Wednesday, July 14, 2004

on babe perhaps

Dear Harold and Lane,

Thank you for the beautiful coughing spot. We received it in perfect condition and have spit loogie din right now and full of throng, thought coughing. And boy do we need it! Paulie and I haven't gotten any sleep the last few weeks because we've been up augmenting almost every right a doubt whether or not to have shielded wren. I don't particularly like shielded wren. All the crime spree. All the deeded pears. Plus, what would it do to my fixed allure? You never really got your fixed allure back after the kinks, did you Lane? Isn't that what you said Harold? Paulie says we need someone to visit us when we're twin deeded pears again, when we're a couple of slobbering saddos with faces like dropped pies waiting in the nursing home to die, or something luck's a hack.
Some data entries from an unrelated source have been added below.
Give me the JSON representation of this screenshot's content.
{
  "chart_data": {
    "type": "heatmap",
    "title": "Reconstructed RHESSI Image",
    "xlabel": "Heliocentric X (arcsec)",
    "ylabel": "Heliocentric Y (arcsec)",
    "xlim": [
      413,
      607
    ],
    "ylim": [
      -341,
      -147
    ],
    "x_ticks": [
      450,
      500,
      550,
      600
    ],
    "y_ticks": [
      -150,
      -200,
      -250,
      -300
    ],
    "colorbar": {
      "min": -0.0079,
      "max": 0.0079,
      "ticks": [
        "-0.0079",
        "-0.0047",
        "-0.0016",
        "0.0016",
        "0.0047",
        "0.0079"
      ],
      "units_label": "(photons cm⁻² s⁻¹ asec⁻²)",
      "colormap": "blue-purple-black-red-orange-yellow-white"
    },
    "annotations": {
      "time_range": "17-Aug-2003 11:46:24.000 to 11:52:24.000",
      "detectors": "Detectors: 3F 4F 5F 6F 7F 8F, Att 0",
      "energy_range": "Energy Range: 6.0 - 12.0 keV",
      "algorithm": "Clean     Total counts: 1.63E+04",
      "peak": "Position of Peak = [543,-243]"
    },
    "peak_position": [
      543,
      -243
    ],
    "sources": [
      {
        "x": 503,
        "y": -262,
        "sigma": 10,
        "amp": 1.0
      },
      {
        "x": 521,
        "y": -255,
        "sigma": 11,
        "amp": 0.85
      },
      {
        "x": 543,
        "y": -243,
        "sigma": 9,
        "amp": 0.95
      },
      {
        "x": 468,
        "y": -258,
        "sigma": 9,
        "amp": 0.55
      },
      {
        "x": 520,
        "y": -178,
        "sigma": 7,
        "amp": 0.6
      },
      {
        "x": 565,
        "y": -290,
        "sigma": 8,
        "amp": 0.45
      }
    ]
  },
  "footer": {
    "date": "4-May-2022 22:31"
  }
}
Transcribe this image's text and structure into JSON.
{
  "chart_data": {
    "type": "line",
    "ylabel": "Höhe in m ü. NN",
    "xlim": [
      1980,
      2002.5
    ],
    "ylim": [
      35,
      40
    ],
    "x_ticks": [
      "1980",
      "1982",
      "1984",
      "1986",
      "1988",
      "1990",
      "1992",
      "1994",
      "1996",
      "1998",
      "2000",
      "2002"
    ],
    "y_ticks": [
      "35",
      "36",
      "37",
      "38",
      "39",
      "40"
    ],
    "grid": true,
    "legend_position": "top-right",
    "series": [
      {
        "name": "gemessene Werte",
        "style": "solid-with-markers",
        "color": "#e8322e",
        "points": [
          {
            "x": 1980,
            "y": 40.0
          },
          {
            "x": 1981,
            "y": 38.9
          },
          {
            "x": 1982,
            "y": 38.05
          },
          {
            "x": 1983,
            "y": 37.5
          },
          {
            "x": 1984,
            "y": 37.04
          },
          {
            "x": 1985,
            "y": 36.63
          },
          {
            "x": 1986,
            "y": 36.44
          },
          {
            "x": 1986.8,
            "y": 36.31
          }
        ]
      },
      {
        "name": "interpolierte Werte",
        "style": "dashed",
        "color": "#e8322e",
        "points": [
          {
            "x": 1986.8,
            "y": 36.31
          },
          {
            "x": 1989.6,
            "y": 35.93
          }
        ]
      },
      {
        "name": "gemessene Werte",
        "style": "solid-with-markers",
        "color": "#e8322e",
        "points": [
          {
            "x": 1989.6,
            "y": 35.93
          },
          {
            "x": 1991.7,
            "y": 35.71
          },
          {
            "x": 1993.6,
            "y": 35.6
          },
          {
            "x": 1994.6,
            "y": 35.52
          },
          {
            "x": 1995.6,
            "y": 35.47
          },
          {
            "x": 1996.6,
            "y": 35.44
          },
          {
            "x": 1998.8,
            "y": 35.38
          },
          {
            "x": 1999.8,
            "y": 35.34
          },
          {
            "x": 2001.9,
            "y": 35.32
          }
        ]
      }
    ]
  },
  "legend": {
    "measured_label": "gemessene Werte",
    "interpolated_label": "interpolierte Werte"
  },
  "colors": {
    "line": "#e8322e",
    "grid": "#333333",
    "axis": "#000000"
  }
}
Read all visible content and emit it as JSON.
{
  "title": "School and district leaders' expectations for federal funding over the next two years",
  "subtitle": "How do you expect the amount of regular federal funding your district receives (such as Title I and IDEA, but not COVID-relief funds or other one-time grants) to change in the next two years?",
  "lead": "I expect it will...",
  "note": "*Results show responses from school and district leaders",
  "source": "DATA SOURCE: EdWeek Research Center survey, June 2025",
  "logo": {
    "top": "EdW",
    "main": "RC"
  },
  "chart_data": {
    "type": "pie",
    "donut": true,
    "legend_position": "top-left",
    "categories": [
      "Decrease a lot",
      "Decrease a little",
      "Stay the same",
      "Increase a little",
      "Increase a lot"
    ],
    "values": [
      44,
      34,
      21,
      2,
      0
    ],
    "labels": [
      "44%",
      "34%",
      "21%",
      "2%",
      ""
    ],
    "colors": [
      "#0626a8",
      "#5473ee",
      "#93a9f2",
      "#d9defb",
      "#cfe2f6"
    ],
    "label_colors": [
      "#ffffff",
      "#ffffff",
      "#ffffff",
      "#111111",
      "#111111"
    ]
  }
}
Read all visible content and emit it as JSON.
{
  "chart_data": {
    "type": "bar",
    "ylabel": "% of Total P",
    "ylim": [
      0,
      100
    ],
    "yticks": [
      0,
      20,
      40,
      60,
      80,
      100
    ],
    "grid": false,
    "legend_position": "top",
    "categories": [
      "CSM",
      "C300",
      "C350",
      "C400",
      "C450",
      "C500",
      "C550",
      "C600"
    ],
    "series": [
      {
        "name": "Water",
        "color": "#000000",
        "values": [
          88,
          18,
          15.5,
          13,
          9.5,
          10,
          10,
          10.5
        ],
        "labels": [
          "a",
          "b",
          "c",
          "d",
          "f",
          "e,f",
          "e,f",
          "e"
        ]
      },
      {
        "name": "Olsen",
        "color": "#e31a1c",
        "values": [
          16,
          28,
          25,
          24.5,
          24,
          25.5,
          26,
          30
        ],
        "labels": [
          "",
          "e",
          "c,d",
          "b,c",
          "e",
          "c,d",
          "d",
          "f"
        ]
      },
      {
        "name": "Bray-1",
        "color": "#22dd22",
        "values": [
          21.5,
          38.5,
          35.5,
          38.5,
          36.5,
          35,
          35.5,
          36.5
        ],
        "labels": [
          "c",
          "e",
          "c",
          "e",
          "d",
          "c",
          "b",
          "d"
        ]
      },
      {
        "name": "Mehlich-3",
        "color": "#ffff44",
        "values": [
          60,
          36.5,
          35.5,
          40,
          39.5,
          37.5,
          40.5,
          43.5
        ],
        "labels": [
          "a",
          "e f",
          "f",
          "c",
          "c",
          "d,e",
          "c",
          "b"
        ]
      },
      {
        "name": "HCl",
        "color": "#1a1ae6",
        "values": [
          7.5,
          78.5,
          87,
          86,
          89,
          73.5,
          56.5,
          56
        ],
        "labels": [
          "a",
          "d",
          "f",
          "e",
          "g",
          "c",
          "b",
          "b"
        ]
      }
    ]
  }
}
My mother says shielded wren are what aches life birth's sieving. Do you think that's true? Is your life marred birth's sieving since you had the kinks? You always seem so tired now. And you never come out anymore. Anyway, it was lovely to weave you at the webbing. Thank you so much from bath of must. Hope to see you festoon!

Much love from you're a door fling frond,
Mrs. Paulie Pitts

P.S. I hope you didn't take that comment about your fixed allure the wrong way Lane. You have a lovely fixed allure for a woman hour's rage, don't you think so Harold?


3 Comments:

Anonymous Anonymous said...

I would think you'd hope to see them spitoon, or, in fact, spat on. but I am not a nice person.

kirsten

8:53 AM  
Anonymous Anonymous said...

or maybe I am a mice dispersement, who can add Judy cake themselves? Not meanies.

--k.

8:57 AM  
Blogger Heidi Lynn Staples (formerly Heidi Peppermint) said...

High laugh your sugar gestations! Pranks! And hive meant your breathed flower, you're a soiree aflight purse of sun!